Annu Int Conf IEEE Eng Med Biol Soc. 2022 Jul;2022:748-751. doi: 10.1109/EMBC48229.2022.9871578.
Muscle force production is the result of a sequence of electromechanical events that translate the neural drive issued to the motor units (MUs) into tensile forces on the tendon. Current technology allows this phenomenon to be investigated non-invasively. Single MU excitation and its mechanical response can be studied through high-density surface electromyography (HDsEMG) and ultrafast ultrasound (US) imaging respectively. In this study, we propose a method to integrate these two techniques to identify anatomical characteristics of single MUs. Specifically, we tested two algorithms, combining the tissue velocity sequence (TVS, obtained from ultrafast US images), and the MU firings (extracted from HDsEMG decomposition). The first is the Spike Triggered Averaging (STA) of the TVS based on the occurrences of individual MU firings, while the second relies on the correlation between the MU firing patterns and the TVS spatio-temporal independent components (STICA). A simulation model of the muscle contraction was adapted to test the algorithms at different degrees of neural excitation (number of active MUs) and MU synchronization. The performances of the two algorithms were quantified through the comparison between the simulated and the estimated characteristics of MU territories (size, location). Results show that both approaches are negatively affected by the number of active MU and synchronization levels. However, STICA provides a more robust MU territory estimation, outperforming STA in all the tested conditions. Our results suggest that spatio-temporal independent component decomposition of TVS is a suitable approach for anatomical and mechanical characterization of single MUs using a combined HDsEMG and ultrafast US approach.

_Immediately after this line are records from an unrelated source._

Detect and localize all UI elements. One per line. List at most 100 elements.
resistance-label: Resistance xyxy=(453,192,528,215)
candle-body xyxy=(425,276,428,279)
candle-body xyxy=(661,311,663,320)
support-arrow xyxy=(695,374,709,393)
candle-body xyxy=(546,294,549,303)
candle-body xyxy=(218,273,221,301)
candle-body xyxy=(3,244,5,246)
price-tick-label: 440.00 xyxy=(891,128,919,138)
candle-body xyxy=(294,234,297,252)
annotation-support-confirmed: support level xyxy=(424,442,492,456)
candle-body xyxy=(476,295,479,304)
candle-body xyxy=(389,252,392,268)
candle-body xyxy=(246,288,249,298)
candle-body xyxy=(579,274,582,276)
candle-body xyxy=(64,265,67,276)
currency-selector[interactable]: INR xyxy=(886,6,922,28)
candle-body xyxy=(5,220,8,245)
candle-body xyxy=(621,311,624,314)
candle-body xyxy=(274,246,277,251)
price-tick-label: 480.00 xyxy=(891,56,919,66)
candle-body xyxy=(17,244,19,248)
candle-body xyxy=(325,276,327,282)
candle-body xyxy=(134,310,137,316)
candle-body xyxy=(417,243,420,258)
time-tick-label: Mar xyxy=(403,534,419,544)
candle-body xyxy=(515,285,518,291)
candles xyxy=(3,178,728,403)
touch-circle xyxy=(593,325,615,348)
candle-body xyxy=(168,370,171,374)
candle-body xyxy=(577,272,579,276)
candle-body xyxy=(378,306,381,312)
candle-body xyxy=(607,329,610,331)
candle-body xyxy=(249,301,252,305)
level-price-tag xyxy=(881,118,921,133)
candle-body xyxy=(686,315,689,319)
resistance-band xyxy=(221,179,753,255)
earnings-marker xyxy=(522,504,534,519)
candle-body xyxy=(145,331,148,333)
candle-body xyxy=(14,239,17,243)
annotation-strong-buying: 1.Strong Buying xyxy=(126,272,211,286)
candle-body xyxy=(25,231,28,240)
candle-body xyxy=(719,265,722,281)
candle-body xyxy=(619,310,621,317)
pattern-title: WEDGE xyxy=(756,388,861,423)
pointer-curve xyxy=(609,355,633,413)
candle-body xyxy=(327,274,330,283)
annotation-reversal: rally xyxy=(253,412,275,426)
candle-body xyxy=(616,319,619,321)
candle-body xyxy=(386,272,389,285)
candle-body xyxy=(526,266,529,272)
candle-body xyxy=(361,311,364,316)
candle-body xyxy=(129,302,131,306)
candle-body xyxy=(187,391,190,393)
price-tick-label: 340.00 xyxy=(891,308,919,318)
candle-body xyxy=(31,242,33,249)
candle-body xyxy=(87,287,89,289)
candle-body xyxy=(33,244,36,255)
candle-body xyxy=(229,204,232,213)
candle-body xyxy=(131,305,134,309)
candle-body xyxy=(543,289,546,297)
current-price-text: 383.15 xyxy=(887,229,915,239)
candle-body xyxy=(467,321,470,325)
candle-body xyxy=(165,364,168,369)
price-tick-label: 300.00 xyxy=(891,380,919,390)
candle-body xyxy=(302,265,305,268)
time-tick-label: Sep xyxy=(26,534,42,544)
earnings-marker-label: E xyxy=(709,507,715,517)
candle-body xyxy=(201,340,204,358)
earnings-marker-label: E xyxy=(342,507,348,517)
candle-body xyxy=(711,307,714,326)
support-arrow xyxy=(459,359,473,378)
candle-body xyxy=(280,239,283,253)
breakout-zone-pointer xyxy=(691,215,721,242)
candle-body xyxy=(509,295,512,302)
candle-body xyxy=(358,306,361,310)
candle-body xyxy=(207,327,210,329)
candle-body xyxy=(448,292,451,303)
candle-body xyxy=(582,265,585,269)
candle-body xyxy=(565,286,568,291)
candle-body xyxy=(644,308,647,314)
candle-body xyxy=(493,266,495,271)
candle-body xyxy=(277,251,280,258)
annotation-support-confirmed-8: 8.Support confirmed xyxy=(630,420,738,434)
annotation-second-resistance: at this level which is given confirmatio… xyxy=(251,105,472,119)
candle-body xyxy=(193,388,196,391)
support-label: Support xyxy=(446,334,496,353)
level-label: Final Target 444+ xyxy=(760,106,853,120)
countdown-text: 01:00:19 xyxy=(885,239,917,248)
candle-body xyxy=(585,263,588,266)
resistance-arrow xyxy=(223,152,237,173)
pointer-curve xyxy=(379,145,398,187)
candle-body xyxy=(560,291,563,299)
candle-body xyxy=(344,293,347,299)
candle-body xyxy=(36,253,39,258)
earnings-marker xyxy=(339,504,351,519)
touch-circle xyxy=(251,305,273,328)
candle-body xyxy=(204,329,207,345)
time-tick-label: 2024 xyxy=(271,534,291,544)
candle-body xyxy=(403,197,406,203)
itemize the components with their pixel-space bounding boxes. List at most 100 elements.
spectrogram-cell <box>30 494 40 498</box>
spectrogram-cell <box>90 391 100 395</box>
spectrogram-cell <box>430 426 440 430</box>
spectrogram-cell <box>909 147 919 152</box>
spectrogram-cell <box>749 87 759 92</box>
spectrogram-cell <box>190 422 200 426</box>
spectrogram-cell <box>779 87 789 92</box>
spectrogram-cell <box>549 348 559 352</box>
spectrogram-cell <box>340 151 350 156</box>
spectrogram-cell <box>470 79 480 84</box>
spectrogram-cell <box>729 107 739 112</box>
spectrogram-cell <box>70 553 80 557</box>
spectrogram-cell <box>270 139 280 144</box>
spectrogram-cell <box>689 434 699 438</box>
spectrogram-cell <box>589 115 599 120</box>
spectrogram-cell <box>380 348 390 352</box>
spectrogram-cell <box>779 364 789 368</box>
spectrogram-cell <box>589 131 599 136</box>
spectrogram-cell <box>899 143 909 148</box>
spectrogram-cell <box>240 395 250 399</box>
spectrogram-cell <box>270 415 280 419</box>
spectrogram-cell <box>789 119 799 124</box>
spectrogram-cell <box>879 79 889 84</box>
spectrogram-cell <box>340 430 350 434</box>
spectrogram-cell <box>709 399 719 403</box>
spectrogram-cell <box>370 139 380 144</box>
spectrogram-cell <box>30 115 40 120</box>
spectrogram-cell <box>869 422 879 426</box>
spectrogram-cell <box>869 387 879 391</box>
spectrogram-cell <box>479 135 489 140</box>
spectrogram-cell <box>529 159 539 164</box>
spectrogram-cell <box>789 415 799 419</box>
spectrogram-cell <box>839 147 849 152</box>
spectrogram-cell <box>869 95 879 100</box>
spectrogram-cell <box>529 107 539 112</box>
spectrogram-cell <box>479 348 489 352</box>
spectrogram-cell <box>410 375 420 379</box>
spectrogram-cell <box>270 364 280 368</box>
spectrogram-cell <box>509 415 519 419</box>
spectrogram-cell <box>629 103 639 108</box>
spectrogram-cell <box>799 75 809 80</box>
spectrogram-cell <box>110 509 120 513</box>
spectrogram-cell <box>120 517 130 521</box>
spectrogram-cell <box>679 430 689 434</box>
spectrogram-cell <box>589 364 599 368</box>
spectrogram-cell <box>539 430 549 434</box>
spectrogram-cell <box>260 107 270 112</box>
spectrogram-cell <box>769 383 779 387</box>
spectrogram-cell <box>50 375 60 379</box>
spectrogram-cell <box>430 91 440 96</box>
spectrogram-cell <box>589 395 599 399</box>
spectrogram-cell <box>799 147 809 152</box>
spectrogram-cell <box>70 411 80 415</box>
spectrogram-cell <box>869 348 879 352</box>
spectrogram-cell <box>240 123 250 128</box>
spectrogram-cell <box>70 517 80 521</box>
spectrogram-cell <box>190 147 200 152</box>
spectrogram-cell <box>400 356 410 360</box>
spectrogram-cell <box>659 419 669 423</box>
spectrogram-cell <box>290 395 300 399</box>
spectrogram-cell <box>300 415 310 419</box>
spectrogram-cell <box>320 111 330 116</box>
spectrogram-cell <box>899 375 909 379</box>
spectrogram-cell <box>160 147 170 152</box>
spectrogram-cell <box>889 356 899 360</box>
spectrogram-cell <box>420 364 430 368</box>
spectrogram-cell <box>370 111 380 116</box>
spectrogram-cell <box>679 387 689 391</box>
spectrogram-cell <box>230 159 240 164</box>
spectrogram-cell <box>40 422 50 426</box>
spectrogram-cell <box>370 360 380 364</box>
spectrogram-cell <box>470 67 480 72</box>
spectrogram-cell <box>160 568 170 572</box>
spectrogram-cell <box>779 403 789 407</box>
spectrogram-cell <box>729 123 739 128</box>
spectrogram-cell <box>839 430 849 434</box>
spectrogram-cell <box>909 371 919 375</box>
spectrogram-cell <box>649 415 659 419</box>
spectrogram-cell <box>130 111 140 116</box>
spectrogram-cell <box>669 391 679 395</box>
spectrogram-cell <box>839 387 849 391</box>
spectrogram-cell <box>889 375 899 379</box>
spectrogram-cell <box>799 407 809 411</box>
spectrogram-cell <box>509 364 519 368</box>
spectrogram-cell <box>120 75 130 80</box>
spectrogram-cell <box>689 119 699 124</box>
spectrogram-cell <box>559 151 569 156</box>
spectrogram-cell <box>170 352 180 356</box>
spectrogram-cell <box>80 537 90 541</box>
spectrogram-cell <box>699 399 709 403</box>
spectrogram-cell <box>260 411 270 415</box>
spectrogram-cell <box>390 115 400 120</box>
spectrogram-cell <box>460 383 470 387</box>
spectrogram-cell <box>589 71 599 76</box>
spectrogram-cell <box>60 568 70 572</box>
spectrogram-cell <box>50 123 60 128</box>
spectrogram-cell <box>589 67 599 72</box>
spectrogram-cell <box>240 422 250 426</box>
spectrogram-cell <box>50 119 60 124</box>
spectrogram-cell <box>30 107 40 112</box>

肌肉力量的产生是一系列机电事件的结果,这些事件将神经驱动传递到运动单位(MUs)转化为肌腱上的拉伸力。目前的技术允许对这种现象进行非侵入性研究。通过高密度表面肌电图(HDsEMG)和超快超声(US)成像,可以分别研究单个 MU 的兴奋及其机械响应。在这项研究中,我们提出了一种将这两种技术结合起来识别单个 MU 的解剖学特征的方法。具体来说,我们测试了两种算法,将组织速度序列(TVS,从超快 US 图像中获得)和 MU 发射(从 HDsEMG 分解中提取)结合起来。第一种是基于单个 MU 发射的 TVS 的尖峰触发平均(STA),第二种则依赖于 MU 发射模式和 TVS 时空独立成分(STICA)之间的相关性。我们适应了肌肉收缩的模拟模型来测试在不同神经兴奋程度(活跃 MU 的数量)和 MU 同步水平下的算法。通过比较模拟和估计的 MU 区域特征(大小、位置)来量化两种算法的性能。结果表明,这两种方法都受到活跃 MU 的数量和同步水平的负面影响。然而,STICA 提供了更稳健的 MU 区域估计,在所有测试条件下都优于 STA。我们的结果表明,TVS 的时空独立成分分解是一种使用 HDsEMG 和超快 US 相结合的方法对单个 MU 进行解剖学和力学特征描述的合适方法。